Just as everyone out there baking during the COVID-19 pandemic has a recipe for their favourite type of bread, thieves and fraudsters have a recipe for identity theft, and mail theft is one way they gather the ingredients. The top 10 things on their shopping list are:

• Full name

• Date of birth

• Social Insurance Number

• Full address (P.O. box and street number)

• Mother’s maiden name

• Driver’s licence number

• Personal identification numbers (PIN)

• Credit card information (numbers, expiry dates, and the last three digits printed on the signature panel)

• Bank account numbers

• Sample of signature

If they get hold of some or all of these ingredients, criminals can use them to commit a variety of crimes in someone else’s name, says DeVries.

“They can open new bank accounts and transfer funds out of your legitimate accounts, rack up charges on your credit cards or apply for new ones, apply for loans, credit lines, or government benefits, and they can even apply for a passport in your name.”
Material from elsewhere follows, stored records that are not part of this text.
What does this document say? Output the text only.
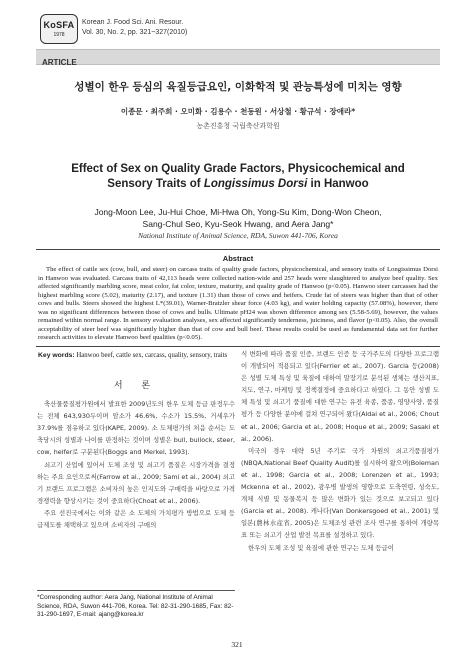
KoSFA
1978
Korean J. Food Sci. Ani. Resour.
Vol. 30, No. 2, pp. 321~327(2010)
ARTICLE
성별이 한우 등심의 육질등급요인, 이화학적 및 관능특성에 미치는 영향
이종문 · 최주희 · 오미화 · 김용수 · 천동원 · 서상철 · 황규석 · 장애라*
농촌진흥청 국립축산과학원
Effect of Sex on Quality Grade Factors, Physicochemical and
Sensory Traits of Longissimus Dorsi in Hanwoo
Jong-Moon Lee, Ju-Hui Choe, Mi-Hwa Oh, Yong-Su Kim, Dong-Won Cheon,
Sang-Chul Seo, Kyu-Seok Hwang, and Aera Jang*
National Institute of Animal Science, RDA, Suwon 441-706, Korea
Abstract
The effect of cattle sex (cow, bull, and steer) on carcass traits of quality grade factors, physicochemical, and sensory traits of Longissimus Dorsi in Hanwoo was evaluated. Carcass traits of 42,113 heads were collected nation-wide and 257 heads were slaughtered to analyze beef quality. Sex affected significantly marbling score, meat color, fat color, texture, maturity, and quality grade of Hanwoo (p<0.05). Hanwoo steer carcasses had the highest marbling score (5.02), maturity (2.17), and texture (1.31) than those of cows and heifers. Crude fat of steers was higher than that of other cows and bulls. Steers showed the highest L*(39.01), Warner-Bratzler shear force (4.03 kg), and water holding capacity (57.08%), however, there was no significant differences between those of cows and bulls. Ultimate pH24 was shown difference among sex (5.58-5.69), however, the values remained within normal range. In sensory evaluation analyses, sex affected significantly tenderness, juiciness, and flavor (p<0.05). Also, the overall acceptability of steer beef was significantly higher than that of cow and bull beef. These results could be used as fundamental data set for further research activities to elevate Hanwoo beef qualities (p<0.05).
Key words: Hanwoo beef, cattle sex, carcass, quality, sensory, traits
서 론

축산물품질평가원에서 발표한 2009년도의 한우 도체 등급 판정두수는 전체 643,930두이며 암소가 46.6%, 수소가 15.5%, 거세우가 37.9%를 점유하고 있다(KAPE, 2009). 소 도체평가의 처음 순서는 도축당시의 성별과 나이를 판정하는 것이며 성별은 bull, bullock, steer, cow, heifer로 구분된다(Boggs and Merkel, 1993).

쇠고기 산업에 있어서 도체 조성 및 쇠고기 품질은 시장가격을 결정하는 주요 요인으로써(Farrow et al., 2009; Sami et al., 2004) 쇠고기 브랜드 프로그램은 소비자의 높은 인지도와 구매력을 바탕으로 가격경쟁력을 향상시키는 것이 중요하다(Choat et al., 2006).

주요 선진국에서는 이와 같은 소 도체의 가치평가 방법으로 도체 등급제도를 채택하고 있으며 소비자의 구매의

식 변화에 따라 품질 인증, 브랜드 인증 등 국가주도의 다양한 프로그램이 개발되어 적용되고 있다(Ferrier et al., 2007). Garcia 등(2008)은 성별 도체 특성 및 육질에 대하여 말장기로 분석된 생체는 생산지표, 지도, 연구, 마케팅 및 정책결정에 중요하다고 하였다. 그 동안 성별 도체 특성 및 쇠고기 품질에 대한 연구는 유전 육종, 품종, 영양사양, 품질 평가 등 다양한 분야에 걸쳐 연구되어 왔다(Aldai et al., 2006; Chout et al., 2006; Garcia et al., 2008; Hoque et al., 2009; Sasaki et al., 2006).

미국의 경우 대략 5년 주기로 국가 차원의 쇠고기품질평가(NBQA,National Beef Quality Audit)를 실시하여 왔으며(Boleman et al., 1998; Garcia et al., 2008; Lorenzen et al., 1993; Mckenna et al., 2002), 광우병 발생의 영향으로 도축연령, 성숙도, 개체 식별 및 동물복지 등 많은 변화가 있는 것으로 보고되고 있다(Garcia et al., 2008). 캐나다(Van Donkersgoed et al., 2001) 및 일본(農林水産省, 2005)은 도체조성 관련 조사 연구를 통하여 개량목표 또는 쇠고기 산업 발전 목표를 설정하고 있다.

한우의 도체 조성 및 육질에 관한 연구는 도체 등급이

*Corresponding author: Aera Jang, National Institute of Animal Science, RDA, Suwon 441-706, Korea. Tel: 82-31-290-1685, Fax: 82-31-290-1697, E-mail: ajang@korea.kr
321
North Vancouver RCMP and Canada Post recommend that people take some simple and easy steps to reduce the likelihood of your mail and personal information and/or your identity being stolen:

• Collect your mail frequently (ideally, every day).

• When you change your address, make sure to notify people who regularly mail things to you, such as all relevant financial institutions.

• If your mail fails to arrive, contact senders to ensure they have your correct mailing address.

• Don’t just recycle; shred documents that contain personal financial information, such as statements and credit card offers.

• When shopping online, as more and more people are doing these days, avoid having packages delivered to your front door if you won’t be home during the day. Instead, have them shipped to your work or to a friend who is home and who can accept the delivery on your behalf.